Is it possible to figure out how many potatoes you have eaten in your life? At my age, and with my growing-up-in-the-50s background, my PPC — Personal Potato Count — is very, very high. Baked potatoes, French fries, hash browns, potato salad, … That veggie has been a major part of intake.
And my favorite? Well, for ease of use, I love them baked. However, I could use a baked boost. Just baked with butter is good — although I have been accused of adding too much salt and pepper. But that standard pairing day-in-day-out can get a tad boring. Sour cream and chives? I’ve been there. Worchester and other steak sauces? Spicy and interesting, but not every day. And there is salt there, too.

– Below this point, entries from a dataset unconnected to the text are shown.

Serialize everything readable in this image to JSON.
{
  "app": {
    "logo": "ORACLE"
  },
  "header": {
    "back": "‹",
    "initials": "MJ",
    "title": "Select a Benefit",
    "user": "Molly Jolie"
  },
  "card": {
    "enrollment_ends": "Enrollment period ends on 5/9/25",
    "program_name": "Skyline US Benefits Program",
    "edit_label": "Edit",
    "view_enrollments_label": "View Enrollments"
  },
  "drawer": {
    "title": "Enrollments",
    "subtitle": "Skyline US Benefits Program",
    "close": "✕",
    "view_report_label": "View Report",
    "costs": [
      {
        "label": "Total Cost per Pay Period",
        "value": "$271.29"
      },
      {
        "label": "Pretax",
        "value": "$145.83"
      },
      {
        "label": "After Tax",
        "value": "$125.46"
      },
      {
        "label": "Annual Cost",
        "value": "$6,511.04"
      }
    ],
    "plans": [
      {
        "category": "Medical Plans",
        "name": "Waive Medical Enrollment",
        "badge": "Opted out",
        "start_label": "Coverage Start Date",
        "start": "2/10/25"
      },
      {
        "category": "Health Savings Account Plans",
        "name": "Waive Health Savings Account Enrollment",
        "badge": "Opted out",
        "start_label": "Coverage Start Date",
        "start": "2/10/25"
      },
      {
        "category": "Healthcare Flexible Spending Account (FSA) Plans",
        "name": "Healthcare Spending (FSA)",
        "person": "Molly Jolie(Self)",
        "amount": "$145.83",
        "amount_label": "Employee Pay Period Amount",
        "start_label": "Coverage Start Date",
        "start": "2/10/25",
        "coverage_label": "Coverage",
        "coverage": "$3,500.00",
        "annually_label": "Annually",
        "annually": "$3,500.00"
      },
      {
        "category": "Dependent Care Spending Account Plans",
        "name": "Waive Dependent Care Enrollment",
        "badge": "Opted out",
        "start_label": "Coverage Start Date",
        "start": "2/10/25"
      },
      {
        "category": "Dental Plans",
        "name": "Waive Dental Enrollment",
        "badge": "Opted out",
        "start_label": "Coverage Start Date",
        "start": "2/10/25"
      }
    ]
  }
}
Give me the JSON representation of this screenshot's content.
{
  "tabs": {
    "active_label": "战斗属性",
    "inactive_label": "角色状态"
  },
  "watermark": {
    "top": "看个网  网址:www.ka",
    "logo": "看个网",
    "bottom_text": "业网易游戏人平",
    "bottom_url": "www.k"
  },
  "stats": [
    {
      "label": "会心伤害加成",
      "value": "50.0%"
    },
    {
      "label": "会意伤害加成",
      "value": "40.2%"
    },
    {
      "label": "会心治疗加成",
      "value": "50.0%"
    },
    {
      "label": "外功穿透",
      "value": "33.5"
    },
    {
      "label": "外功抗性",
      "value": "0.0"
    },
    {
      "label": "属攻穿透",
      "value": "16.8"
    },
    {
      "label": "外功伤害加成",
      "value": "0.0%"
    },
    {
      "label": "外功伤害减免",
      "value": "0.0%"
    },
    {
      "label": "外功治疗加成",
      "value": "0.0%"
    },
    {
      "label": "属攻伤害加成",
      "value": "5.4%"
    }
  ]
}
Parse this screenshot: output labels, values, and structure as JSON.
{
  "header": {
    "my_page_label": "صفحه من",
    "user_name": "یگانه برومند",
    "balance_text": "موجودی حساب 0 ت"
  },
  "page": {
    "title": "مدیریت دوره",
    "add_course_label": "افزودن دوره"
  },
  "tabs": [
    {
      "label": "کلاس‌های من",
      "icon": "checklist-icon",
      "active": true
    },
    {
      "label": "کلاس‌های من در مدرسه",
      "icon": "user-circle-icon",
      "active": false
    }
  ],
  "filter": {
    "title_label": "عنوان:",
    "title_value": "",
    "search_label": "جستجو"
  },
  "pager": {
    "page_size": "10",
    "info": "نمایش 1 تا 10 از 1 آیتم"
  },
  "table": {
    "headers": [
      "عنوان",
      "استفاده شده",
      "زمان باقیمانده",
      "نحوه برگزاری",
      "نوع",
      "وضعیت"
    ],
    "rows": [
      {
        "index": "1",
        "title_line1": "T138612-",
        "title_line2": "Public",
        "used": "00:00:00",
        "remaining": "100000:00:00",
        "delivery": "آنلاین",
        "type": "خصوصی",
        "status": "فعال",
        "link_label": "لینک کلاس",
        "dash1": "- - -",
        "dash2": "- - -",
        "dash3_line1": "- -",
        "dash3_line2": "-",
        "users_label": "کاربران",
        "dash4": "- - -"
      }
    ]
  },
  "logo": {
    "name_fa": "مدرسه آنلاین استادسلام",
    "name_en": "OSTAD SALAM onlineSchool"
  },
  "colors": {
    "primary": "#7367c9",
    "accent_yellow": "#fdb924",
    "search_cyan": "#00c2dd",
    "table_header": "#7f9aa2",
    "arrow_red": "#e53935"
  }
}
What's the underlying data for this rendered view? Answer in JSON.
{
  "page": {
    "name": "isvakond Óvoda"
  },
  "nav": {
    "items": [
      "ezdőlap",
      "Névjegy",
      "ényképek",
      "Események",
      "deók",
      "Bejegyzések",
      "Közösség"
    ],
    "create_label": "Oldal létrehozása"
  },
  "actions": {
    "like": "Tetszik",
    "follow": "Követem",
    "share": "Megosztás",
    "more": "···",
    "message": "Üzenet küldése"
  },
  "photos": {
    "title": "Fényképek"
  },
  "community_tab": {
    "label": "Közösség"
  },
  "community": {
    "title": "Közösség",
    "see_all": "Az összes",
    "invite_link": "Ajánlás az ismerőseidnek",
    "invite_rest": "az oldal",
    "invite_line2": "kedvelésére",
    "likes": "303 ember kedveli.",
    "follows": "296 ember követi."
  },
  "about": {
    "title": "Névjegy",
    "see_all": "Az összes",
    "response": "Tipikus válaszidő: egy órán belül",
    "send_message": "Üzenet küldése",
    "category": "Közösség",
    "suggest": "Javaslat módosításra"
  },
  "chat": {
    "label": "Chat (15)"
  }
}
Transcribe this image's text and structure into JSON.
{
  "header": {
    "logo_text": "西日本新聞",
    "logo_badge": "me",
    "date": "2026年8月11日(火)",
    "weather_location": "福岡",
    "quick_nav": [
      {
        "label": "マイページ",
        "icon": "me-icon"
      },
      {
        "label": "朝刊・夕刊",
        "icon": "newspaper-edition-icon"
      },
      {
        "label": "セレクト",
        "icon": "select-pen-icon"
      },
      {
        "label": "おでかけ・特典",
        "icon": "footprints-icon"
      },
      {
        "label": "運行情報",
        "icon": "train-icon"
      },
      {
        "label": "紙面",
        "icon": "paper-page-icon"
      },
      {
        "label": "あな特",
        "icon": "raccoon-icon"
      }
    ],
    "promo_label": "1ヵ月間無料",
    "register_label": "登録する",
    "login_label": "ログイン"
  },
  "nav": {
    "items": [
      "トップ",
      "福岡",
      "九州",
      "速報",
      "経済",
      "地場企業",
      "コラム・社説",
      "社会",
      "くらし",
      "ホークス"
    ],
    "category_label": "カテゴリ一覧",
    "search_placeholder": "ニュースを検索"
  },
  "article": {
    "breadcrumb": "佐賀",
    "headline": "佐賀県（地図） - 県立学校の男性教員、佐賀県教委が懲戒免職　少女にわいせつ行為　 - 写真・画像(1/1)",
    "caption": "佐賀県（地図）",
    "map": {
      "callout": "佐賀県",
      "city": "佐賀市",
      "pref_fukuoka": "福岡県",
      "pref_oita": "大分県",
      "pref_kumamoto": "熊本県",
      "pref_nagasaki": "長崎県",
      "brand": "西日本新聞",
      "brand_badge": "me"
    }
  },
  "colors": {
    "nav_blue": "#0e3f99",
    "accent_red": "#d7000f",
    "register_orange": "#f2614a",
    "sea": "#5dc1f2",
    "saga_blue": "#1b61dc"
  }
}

Yes, it was suggested that I lower my salt intake. And, yes, my lovely wife is monitoring my intake grain by grain.
Back to that butter. That unsalted butter by the way. This summer Suzen is offering her Cooking by the Book clients steak with an herbed butter. I expanded that idea this weekend to create this flavored butter that was just outstanding on my baked potato. The butter flavor is there, of course, but now augmented with the tasty boost of peppers, basil and cilantro. The best part of this? There is enough flavor here that you do NOT want to grab for the salt shaker.
Pepper and Herbed Butter
Yield: 12 tablespoons
- 1 stick of butter [4 ounces or 8 tablespoons]
- ⅓ cup of canned red pepper, finely diced
- 5 basil leaves, finely chopped
- 1 tablespoon cilantro, finely chopped
Take the stick of butter from the refrigerator and finely slice it on a cutting board. Place the slices in a bowl and using a wooded spoon work the butter until it begins to soften. You’ll need at least 2 minutes here.
Add the remaining ingredients and continuing working the butter. At some point you may want to use your hands, not a spoon, to gently fold the peppers and herbs into the butter. I had a lot of pepper to incorporate; dicing the peppers finely makes the incorporation stage easier.
Form the butter into a roll, seal in plastic wrap, and refrigerate for at least one hour before use.